The Idea
This idea assumes that a major event such as the September 11 attacks cannot be understood from a single angle. Its impact is not limited to immediate politics; it extends to society, history, and the images of self and other. The text therefore insists on a multi-level reading that combines the social, historical, and anthropological dimensions, rather than settling for a quick media or moral reaction.
Concise Formulation
The September attacks and their effects: they require a multi-level social and historical analysis
Its Place in the Book’s Argument
This claim performs a methodological function within the book’s overall argument, because it rejects a one-sided explanation of major events. The point is that contemporary reality is highly complex, and that any judgment on it remains incomplete unless the event is placed within a wider network of relations and meanings. In this way, complex analysis becomes a condition for understanding transformations, not an appendix to them.
Why It Matters
The importance of this claim lies in teaching the reader not to reduce historical shocks to a single cause or a single result.
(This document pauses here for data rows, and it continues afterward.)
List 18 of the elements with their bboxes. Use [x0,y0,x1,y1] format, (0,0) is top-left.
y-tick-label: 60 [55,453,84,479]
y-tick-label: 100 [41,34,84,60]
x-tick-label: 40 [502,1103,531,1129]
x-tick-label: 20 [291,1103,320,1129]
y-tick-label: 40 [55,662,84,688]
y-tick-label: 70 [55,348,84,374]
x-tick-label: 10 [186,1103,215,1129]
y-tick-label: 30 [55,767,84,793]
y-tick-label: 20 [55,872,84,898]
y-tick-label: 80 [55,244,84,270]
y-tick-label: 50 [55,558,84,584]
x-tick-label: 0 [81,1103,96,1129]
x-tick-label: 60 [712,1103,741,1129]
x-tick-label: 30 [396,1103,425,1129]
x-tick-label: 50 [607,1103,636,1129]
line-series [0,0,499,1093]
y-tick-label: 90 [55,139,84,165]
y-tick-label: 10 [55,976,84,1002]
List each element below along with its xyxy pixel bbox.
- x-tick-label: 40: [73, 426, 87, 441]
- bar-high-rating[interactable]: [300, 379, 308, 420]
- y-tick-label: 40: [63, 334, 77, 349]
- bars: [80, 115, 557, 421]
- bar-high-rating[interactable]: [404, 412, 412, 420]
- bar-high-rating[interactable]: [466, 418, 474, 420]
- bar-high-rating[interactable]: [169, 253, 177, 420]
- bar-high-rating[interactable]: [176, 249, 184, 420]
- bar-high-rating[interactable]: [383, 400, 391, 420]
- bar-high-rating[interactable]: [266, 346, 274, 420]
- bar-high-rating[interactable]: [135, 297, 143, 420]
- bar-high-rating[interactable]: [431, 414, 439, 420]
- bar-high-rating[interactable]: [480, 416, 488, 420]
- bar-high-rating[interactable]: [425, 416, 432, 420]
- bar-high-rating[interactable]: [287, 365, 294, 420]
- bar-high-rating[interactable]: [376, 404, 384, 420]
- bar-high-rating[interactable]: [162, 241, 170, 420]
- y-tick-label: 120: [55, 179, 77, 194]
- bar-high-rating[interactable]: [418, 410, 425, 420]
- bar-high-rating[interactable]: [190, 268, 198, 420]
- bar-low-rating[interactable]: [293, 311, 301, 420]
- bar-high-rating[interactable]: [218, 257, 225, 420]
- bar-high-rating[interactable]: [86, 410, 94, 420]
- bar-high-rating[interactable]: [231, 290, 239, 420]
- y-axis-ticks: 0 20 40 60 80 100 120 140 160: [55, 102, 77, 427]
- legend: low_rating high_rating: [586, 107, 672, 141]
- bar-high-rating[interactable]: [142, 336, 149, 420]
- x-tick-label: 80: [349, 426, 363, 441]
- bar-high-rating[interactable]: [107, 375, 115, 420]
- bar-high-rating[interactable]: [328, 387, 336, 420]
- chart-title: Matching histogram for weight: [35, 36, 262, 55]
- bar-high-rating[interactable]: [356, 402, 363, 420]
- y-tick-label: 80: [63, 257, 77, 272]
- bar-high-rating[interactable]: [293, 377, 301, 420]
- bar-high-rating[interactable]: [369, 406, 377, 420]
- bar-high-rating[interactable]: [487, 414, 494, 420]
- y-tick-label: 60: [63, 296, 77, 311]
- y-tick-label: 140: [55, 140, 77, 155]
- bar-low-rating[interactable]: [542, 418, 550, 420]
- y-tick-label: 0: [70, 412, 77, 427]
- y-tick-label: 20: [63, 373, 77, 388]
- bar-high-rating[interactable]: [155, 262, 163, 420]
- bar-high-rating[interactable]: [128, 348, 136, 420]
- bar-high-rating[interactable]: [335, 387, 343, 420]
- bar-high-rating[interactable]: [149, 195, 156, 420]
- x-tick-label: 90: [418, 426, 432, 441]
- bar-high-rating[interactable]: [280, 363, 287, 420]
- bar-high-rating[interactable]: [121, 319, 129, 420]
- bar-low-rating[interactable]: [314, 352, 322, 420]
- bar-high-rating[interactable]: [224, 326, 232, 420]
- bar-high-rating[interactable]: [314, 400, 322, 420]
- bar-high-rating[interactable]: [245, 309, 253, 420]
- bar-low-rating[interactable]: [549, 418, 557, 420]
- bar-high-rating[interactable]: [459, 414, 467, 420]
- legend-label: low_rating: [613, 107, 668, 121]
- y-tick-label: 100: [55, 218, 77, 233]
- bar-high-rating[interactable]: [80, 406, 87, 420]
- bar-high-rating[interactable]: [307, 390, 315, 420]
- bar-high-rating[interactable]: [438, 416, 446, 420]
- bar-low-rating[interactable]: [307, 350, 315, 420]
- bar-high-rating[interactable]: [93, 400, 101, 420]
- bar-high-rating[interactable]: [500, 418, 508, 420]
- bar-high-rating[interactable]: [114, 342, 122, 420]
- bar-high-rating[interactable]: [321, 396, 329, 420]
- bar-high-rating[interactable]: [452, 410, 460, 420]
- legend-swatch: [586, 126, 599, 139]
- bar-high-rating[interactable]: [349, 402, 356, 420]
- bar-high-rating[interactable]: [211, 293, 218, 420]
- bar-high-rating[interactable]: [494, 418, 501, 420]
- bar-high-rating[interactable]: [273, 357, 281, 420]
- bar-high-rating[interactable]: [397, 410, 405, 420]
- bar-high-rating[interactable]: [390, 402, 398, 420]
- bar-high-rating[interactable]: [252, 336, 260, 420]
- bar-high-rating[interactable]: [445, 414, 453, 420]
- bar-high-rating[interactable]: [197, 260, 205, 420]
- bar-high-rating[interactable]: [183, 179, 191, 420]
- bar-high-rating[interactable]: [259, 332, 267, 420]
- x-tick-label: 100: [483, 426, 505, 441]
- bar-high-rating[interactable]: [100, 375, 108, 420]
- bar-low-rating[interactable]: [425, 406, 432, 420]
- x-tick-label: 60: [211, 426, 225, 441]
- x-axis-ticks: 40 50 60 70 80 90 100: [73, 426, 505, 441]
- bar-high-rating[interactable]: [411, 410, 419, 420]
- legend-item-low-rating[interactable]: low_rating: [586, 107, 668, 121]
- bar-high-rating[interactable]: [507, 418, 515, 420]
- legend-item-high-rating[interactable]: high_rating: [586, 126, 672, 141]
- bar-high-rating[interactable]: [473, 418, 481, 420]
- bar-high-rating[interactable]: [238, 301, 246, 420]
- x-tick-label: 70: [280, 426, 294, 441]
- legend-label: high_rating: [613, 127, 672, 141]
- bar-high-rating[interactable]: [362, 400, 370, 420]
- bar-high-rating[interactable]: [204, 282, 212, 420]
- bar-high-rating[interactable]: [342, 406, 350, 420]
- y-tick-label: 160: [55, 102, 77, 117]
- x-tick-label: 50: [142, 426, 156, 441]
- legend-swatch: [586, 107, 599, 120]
This is consistent with Arkoun’s project, which favors calm, multi-layered understanding over rapid explanation. It also reveals that the real struggle is with the ways of reading themselves, not with facts alone.
Brief Evidence
The text calls for analyzing September 11 and its effects through multiple social and historical levels. An event of this magnitude cannot be understood from one angle or through an immediate reaction alone. The text therefore links the social, historical, and anthropological dimensions in reading.
Reading Questions
- What does understanding gain when we look at the event on more than one level?
- How does this kind of reading change the picture of responsibility and consequences after September 11?
Level of Documentation
High: the claim appears in a clear location within the book’s material.